Tue 21 Dec 2010 - Mullova/Gardiner
Unlike Mr Jacob, I was grateful to JEG for not feeling it necessary to 'speechify' before the performance of the Mendelssohn but the only reason I am inflicting my views here is to say the he is certainly not shy od speaking to the audience, having heard him do so many times, perhaps he just thought it would be fun to let us come to our own conclusions!
I too was sorry that the composer of Ms Mullova's cadenzas was not revealed to us in the programme and jumped to the, probably wrong, conclusion she provided them herself.
A very enjoyable concert. Surprised to see mullova read from a score as it was one of the major concertos but it did not spoil the concerto. Interesting to see the basses/cellos move to the other side for the mendelsohn symphony and for the violins to stand (noticed some of the violinists stretching their legs at the end) not sure if sir john took the symphony too fast.
The performance of the Mendelssohn was wonderful. It would be interesting to hear from individual string players how playing standing up made a difference for them.
I have been saying for a while that an LSO cycle of the Schumann Symphonies and maybe also his concertos and other works is long overdue. Of course you need one or more conductors who can really show us what great compositions they are.
Gardiner is a great Schumann conductor - so here's hoping.
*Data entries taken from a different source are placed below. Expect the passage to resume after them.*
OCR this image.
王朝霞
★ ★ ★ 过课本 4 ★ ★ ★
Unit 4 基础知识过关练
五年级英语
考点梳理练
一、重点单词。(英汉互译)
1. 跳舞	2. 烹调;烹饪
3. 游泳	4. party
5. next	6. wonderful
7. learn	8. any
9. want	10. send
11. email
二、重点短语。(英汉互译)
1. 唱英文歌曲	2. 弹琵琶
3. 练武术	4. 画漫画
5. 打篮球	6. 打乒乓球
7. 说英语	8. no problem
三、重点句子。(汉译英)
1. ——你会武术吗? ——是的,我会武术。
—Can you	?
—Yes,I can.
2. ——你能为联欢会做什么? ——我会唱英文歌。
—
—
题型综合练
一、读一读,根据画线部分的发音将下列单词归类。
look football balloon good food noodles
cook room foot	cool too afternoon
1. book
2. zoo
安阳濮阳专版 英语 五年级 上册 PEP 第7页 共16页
Tuesday’s concert was certainly intriguing: the reversion to a C19-20th layout was of itself interesting, but I thought the main surprise was the use of seven double basses, a number equal to the strength of the cellos. That noted it worked….it certainly laid a solid ground bass!! Brought up on the Cantelli/NBC miraculous performance I cannot say I enjoyed the furious pace of the first movement not even LSOs nibble strings could articulate the themes at that speed. And, forgive a slight disappointment, where were all the Principals, very unusually no Andrew nor Rachel, no Gordon and no Paul…..lets just hope to hear them in the New Year!
For the first time in a concert-going life spanning 40 years, I experienced last night a symphony performed with violins and violas standing. It was an excellent performance, but a massively missed opportunity to break down the barrier between audience and stage. Why did John Eliot Gardiner not talk to us and explain why he was adopting this practice? It would have added to the enjoyment and removed a question that everyone around me was discussing. And, incidentally, why did the programme not state which cadenzas Viktoria Mullova was playing in the Beethoven? Okay, it's a bit nerdy, but would still expect a programme to convey that information, as well as deal with the standing novelty.
I'm sure you're aware of Alex Ross's Wigmore Hall lecture earlier in the year when he talked about ways of returning 'classical' music to informality and audience involvement. The audience last night did its bit by applauding the first movements of both the Beethoven and the Mendelssohn. Why not go a bit further and have the conductor explain why he's doing what's he's doing (not just the standing, but the split violins, central cellos and basses on the left in the first half)? Or if Gardiner is too shy, someone else.
Isn't it time to invite the audience into your performances rather than walk on, play, and walk off? I think it would be much appreciated.
Wed 15 Dec 2010 - Midori/Pappano
For me, Midori is a frustrating soloist. Her sound projection is too small, even for the Barbican. Looking sometimes as if she is over-striving for more volume, her mannerisms such as foot stamping and head bowed constantly to the floor are off-putting. I found the performance of the beautiful Bruch concerto unattractive, coarse even at times in the last movement. Sorry.
But otherwise the concert was superb with Pappano, clearly a carefully prepared conductor for every detail, yet maintaining an overall direction, getting the very best out of the LSO. Roman Simovic's important solo part was magical and awe-inspiring and I had the irreverent thought that maybe we should have had him doing the Bruch.
Congratulations to Pappano for both his December programmes in that they contain an "overture", something written this century and a crowd-pleasing finale.
Would that all the LSO programmes were planned like these two. For a start, please let's have Sir Colin doing Berlioz overtures for his concerts.
David & Linda White
This was one of the best programs we have attended at the Barbican, I enjoyed all three pieces. Beautifully orchestrated and performed. Excellent.
Thu 9 Dec 2010 - Trpceski/Pappano
Thank you. It was a wonderful concert, the Rachmaninov and Arvo Part being the high points for us. Well done to all the players!
With an overture, a concerto, a fascinating modern work probably new to most and a fine concluding piece, this made for a great concert. Add one of the best current pianists, a really original encore involving Tim Hugh, Roman Simovic and Simon Trpceski, La Mer taken faster and more excitingly than usual and the LSO on top form and it made the best concert of the year for this regular audience member.
Sun 5 Dec 2010 - Connolly/Alsop
I just wanted to let you know that i had a truly unprecedented experience on Sunday night. A passage of second movement of the 7th symphony brought tears of joy to my eyes...i relished the beauty and precision of the sound produced by Alsop and the orchestra and left the Barbican sincerely grateful for a transcendent experience. And all for £8! Thank you so much.